31/07/2026 21:23 - Judiciales
Der suspendierte Bundesrichter aus Rosario, Gastón Salmain, durchlebt eine schwere juristische Krise, nachdem er am 31. Juli 2026 formell angeklagt wurde. Der Bundesstaatsanwalt Federico Reynares Solari beschuldigt ihn der verschärften passiven Bestechlichkeit (cohecho), der Rechtsbeugung (prevaricato) und der Verletzung der Amtspflichten.
Wie der Staatsanwalt vor dem Garantierichter (eine Art Ermittlungsrichter in Argentinien) Román Lanzón darlegte, soll Salmain versucht haben, die Strafverfahren des ehemaligen Regionalleiters der AFIP (der argentinischen Bundessteuerbehörde), Carlos Vaudagna, an sich zu ziehen und im Gegenzug ein Schmiergeld von 100.000 US-Dollar für einen günstigen Ausgang zu verlangen. Der Versuch der Bestechung fand zwischen September und November 2024 statt.

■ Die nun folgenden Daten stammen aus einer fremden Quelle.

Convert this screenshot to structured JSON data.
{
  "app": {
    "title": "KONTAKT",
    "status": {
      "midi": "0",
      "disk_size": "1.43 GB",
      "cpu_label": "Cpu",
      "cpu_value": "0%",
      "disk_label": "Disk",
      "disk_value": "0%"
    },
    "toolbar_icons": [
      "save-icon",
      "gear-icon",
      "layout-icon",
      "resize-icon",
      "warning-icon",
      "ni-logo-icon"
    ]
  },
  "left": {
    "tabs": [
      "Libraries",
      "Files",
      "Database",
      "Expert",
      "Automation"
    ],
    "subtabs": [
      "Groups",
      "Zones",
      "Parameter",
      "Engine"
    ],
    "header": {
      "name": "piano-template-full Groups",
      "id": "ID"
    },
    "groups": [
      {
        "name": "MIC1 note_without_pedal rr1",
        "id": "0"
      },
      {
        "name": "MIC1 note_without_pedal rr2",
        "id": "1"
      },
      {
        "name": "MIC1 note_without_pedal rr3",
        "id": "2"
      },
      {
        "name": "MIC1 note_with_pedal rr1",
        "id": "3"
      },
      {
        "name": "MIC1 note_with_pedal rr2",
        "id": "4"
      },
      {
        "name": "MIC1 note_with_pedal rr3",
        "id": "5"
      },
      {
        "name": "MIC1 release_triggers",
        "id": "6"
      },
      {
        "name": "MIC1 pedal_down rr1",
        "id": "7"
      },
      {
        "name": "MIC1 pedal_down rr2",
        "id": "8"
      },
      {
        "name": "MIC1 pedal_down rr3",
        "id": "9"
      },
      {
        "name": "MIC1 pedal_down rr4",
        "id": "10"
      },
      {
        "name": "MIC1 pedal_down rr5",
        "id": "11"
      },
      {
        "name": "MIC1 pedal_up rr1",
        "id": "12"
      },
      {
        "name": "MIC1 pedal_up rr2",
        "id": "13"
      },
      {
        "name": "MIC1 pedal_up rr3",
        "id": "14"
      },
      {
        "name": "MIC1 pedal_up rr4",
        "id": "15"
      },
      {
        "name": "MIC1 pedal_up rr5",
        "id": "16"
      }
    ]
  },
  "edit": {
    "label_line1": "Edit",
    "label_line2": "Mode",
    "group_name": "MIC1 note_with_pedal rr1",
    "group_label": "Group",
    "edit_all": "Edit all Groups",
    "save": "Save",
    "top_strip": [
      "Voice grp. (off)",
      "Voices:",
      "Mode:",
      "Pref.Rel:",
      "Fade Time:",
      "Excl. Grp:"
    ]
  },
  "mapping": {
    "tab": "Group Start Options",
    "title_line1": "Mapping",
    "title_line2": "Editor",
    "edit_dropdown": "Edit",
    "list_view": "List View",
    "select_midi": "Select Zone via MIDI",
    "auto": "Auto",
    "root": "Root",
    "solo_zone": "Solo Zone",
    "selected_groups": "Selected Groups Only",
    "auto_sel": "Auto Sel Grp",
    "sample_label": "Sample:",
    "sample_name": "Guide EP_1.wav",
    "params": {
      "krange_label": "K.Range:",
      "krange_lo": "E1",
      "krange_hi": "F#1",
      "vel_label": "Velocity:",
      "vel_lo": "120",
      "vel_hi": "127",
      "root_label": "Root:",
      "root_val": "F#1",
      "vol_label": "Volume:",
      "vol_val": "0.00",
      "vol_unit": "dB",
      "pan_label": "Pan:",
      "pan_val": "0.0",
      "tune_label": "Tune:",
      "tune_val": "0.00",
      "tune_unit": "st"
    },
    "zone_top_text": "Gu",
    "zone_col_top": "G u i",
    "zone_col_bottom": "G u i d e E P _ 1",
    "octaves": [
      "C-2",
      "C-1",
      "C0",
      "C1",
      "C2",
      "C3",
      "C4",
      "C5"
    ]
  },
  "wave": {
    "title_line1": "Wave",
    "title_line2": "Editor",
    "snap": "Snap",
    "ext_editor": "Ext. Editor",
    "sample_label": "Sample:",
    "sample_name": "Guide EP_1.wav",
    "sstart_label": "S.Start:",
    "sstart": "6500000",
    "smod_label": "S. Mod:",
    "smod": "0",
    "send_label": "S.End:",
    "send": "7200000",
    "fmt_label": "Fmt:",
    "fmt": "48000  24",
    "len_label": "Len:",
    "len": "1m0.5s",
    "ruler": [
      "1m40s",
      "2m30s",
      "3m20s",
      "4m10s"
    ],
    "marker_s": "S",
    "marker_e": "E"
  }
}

Die Ermittlungen zeigten, dass Salmain nicht allein handelte. Angeblich nutzte er den Anwalt Diego Feser – einen Führungskräfte einer Mediengruppe und Vorstandsmitglied der Zeitung La Capital in Rosario – als Vermittler, um Vaudagna Einflussnahme in der Akte FRO 16727/2023 anzubieten.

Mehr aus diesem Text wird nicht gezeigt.